Scènes Croisées ouvre sa saison 2026-2027 sous le signe de la rencontre

Samedi 12 septembre, au Domaine de Boissets à Sainte-Énimie, Scènes Croisées lance officiellement sa nouvelle saison culturelle. Une après-midi festive à ciel ouvert, entre cirque, musique, performance culinaire et théâtre, qui donne le ton d’une programmation pensée pour aller à la rencontre des habitants, aux quatre coins de la Lozère.
Une saison pensée comme un trait d’union
Pour Fanny Prud’homme, directrice de Scènes Croisées, l’esprit de cette nouvelle saison ne change pas : il s’agit toujours de faire en sorte « que la création contemporaine aille à la rencontre des habitants et habitantes », aux quatre coins du département. La programmation se veut pluridisciplinaire, mêlant « théâtre, cirque, danse, musique ». Une conviction anime cette démarche : « les artistes vivent dans la même société que nous », rappelle la directrice, pour qui les spectacles deviennent alors des occasions de « faire lien » et de « réfléchir et vivre ensemble des moments au présent ».
Cette volonté de proposer une saison « riche et diverse » répond à un objectif clair : que chacun puisse « s’y retrouver » et « avoir envie de franchir la porte ». Un maillage rendu possible grâce à un large réseau de partenaires locaux — saisons culturelles, foyers ruraux, associations bénévoles — que Fanny Prud’homme juge « extrêmement précieux », car il permet à la structure d’aller « au plus près des habitants », du nord au sud de la Lozère.
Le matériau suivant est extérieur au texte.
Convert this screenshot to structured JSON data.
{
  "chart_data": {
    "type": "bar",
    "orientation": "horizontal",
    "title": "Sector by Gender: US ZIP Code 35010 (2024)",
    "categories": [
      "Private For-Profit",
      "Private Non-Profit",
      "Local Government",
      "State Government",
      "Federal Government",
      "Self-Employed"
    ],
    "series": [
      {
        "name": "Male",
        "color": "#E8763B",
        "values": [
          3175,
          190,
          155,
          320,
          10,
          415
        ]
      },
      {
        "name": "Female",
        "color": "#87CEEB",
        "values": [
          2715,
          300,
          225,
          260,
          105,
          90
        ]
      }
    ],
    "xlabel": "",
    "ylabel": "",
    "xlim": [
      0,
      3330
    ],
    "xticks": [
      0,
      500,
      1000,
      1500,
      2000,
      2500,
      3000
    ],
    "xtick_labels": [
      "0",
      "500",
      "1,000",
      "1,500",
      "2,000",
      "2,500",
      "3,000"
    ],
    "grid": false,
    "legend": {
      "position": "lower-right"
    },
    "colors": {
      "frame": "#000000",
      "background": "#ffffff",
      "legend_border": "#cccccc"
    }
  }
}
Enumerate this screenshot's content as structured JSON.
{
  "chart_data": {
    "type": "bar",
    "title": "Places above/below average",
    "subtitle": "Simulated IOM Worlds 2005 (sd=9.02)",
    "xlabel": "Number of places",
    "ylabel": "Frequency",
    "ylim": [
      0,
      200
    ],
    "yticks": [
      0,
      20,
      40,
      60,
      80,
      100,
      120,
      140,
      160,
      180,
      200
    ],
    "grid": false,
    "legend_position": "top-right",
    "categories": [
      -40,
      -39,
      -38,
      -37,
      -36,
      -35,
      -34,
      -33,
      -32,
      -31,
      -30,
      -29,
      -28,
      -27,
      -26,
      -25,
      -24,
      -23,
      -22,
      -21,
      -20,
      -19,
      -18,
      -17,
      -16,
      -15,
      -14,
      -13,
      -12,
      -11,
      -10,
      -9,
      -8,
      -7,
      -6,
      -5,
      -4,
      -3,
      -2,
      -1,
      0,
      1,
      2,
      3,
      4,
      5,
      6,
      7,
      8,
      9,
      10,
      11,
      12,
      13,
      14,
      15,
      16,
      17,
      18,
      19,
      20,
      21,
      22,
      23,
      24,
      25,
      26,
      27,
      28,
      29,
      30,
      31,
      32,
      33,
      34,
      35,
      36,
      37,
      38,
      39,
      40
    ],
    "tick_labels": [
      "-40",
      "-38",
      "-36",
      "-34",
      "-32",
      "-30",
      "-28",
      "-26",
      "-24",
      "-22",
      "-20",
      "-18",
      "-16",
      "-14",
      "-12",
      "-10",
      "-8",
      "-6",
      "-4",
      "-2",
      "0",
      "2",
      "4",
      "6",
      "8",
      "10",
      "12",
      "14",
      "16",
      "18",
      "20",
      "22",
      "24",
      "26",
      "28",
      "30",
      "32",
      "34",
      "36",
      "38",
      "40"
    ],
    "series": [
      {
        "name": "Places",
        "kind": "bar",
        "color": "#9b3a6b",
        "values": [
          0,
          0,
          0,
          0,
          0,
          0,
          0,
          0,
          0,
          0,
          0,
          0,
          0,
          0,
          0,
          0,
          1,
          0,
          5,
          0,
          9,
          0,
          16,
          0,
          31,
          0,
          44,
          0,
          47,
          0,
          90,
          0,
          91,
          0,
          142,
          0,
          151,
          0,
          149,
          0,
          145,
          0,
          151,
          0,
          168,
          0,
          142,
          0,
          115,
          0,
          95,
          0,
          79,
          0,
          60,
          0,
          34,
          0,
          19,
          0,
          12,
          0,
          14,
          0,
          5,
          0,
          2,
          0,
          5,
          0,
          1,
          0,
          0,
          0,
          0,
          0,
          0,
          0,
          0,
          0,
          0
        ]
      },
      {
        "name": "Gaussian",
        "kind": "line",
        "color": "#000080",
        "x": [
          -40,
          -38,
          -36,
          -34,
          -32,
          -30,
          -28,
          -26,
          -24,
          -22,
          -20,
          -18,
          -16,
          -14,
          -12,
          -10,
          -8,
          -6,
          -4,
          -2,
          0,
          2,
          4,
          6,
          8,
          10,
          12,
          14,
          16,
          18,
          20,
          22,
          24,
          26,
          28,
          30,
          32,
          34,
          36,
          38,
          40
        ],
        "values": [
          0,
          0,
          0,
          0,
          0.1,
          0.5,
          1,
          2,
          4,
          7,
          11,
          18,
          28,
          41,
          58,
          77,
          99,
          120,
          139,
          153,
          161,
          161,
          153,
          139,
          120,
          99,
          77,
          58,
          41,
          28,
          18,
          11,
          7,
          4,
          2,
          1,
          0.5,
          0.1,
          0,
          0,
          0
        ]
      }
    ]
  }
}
Deux grands projets de territoire
La saison sera notamment rythmée par deux projets de territoire, construits avec les habitants et les partenaires locaux.
Cet hiver, La Veillée posera ses valises à Villefort. L’écrivain Fabrice Melquiot y dressera le portrait de neuf habitants, à travers des ateliers d’écriture autour des gratitudes. Le tout donnera lieu, en février, à une restitution musicale avec l’artiste Armand Méliès.
Au printemps, direction la Vallée Longue, dans les Cévennes, pour Sur les chemins. Le collectif Groupe O y travaillera sur le thème des métamorphoses, avec une journée de spectacle et de restitution prévue fin mai. Des projets encore en construction, précise Fanny Prud’homme, car « c’est ça l’intérêt de ces propositions » : les écrire à plusieurs, avec les partenaires, les habitants et les équipes artistiques.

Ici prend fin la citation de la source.